Ian King, who runs a popular Dolgellau Facebook page, has spent the last few years exploring the Cader region learning about the area’s history and its prominent houses, as well as collecting historical photos and artefacts relating to the area.
In particular, Plas Nannau — situated just a few miles from Dolgellau and dating back to the late 18th century — captured his imagination.
“Nannau is an important house, it’s Grade II*, and the star is very important. Grade II buildings make up around 92% of listings, with Grade II* and Grade I making up the other 8%,” Ian told the Cambrian News.
“It’s at least the fifth house built on the site with the first possibly dating back to the 1100s — a span of nearly a thousand years.”
“You can still see walls from the c.1693 house and even some of the bricks from the 1581 house in the brickwork of the current one. There’s a good chance that one of the earlier houses was destroyed by Oliver Cromwell’s troops” so we’re dealing with an awful lot of history.
“The current Georgian building was built between 1794 and 1796. It’s had many notable visitors over the years, including the then Princess Elizabeth and Prince Phillip, who stopped for lunch on their tour of Wales in 1949.”
In 2014, Ian began taking a real interest in the house. The sad spectacle of one of Meirionnydd’s jewels deteriorating spurred Ian into action to try to save the failing house. He set up his nannau.com website and pushed for the house to be restored.
People started approaching Ian with a few old postcards and bits and pieces of information to get his website up and running. Crucially, the owner of the Nannau Estate gave permission to take photos of some of the old buildings to gain a wider perspective on the history of the area.
“The house itself split from the estate in 1974. It’s still a stunning place with panoramic views,” said Ian, “but there’s a dark side to Nannau’s history too. In the old deer park — from which all the deer have escaped over the years sadly — there stood a tree known as ‘Derwen Ceubren yr Ellyll’ (The Hollow Oak of the Demons). Legend suggests that Owain Glyndŵr stuffed the body of his traitorous cousin Howel Sele — who had tried to murder him – into the bowels of the tree, only for his body to be released from its wooden tomb some 40 years later.”
“The tree fell in 1813 and was replaced by a sundial and later by a post which can be found in the old walled garden ‘Yr Hen Ardd’ on the opposite side of the road to the house.
“The deer park probably dates back to Medieval times, being landscaped around the time the
current house was constructed, with the beautiful Gothic ‘mini—castle’ Hywel Sele Lodge built as its noble western entrance. It’s now a very popular self-catering accommodation and one of my favourite buildings on the estate.”

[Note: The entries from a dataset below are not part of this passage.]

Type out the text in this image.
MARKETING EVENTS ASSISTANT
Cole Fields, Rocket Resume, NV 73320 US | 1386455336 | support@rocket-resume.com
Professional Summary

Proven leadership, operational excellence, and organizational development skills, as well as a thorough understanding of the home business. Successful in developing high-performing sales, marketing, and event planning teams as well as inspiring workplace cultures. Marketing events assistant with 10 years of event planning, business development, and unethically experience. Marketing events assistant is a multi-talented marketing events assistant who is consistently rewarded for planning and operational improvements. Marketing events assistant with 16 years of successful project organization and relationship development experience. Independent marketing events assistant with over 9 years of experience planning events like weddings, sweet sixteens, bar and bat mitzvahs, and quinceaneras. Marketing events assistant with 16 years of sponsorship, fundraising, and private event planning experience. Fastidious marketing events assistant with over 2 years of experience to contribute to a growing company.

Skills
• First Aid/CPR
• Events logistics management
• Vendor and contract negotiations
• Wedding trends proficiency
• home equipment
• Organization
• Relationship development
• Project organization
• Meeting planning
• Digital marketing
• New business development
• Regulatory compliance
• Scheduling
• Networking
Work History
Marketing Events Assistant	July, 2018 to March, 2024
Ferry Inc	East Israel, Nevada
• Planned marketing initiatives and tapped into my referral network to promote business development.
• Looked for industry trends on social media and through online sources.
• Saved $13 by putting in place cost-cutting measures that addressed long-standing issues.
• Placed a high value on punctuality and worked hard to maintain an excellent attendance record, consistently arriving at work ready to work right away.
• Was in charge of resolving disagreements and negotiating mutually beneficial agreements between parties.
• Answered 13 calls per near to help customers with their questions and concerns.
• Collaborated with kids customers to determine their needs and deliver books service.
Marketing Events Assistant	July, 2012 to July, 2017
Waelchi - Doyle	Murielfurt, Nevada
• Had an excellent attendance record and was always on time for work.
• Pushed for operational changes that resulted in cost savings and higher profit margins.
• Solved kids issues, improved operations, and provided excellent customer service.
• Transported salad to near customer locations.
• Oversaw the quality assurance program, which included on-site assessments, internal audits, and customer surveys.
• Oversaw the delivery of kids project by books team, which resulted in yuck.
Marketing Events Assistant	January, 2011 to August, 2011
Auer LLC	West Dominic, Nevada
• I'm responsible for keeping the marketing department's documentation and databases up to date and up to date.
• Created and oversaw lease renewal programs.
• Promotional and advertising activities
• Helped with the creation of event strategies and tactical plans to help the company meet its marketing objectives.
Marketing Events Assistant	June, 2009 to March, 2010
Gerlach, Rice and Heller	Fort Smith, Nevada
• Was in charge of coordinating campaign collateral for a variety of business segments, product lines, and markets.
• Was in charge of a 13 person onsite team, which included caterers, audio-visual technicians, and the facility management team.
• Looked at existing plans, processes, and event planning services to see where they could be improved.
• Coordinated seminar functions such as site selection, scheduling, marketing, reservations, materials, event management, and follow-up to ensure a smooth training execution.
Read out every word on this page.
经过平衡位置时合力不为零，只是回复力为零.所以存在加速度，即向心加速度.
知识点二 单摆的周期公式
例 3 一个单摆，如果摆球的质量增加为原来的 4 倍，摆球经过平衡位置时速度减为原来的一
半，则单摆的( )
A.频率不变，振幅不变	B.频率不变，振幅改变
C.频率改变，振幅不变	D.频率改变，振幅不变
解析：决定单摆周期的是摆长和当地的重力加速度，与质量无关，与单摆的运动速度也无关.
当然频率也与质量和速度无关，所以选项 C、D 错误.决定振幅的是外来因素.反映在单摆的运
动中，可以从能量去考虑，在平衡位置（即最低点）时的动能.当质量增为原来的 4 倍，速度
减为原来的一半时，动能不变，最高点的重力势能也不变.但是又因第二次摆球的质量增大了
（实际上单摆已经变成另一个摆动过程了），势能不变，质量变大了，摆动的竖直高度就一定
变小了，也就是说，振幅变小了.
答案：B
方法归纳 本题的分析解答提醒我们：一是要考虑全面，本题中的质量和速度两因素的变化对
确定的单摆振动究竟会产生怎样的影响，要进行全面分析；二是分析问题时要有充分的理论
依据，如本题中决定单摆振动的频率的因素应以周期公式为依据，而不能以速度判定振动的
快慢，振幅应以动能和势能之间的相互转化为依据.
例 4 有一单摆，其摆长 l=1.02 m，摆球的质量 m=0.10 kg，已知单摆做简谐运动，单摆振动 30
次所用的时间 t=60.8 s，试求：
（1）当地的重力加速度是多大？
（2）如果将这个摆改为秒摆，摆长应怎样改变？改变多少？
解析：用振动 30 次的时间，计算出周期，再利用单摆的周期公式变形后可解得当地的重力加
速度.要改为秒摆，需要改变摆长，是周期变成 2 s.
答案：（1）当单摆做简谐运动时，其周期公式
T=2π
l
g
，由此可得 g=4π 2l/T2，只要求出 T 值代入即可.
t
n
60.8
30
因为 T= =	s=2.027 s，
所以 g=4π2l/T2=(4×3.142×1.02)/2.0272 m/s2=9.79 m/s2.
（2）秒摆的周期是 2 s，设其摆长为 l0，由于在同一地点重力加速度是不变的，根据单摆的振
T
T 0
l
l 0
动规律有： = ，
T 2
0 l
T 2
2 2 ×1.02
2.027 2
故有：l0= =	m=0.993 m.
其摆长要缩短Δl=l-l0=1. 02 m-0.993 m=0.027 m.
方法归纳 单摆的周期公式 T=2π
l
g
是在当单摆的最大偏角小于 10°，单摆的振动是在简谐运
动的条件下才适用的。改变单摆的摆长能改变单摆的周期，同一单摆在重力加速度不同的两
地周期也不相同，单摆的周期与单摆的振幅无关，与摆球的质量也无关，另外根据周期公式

So what does Ian want to achieve with his website? He said: “I was asked that question recently and the answer is that I don’t really know. It’s just a hobby project and I add things when I can. I suppose my main interest is in the buildings rather than an in-depth analysis of the families. Hopefully the website will go some way to help people remember what it used to be and what it could be again.”
”I would like nannau.com to include as much information as possible about the house, estate and the families that have lived there, where people can see everything online and for it not be hidden in an archive.”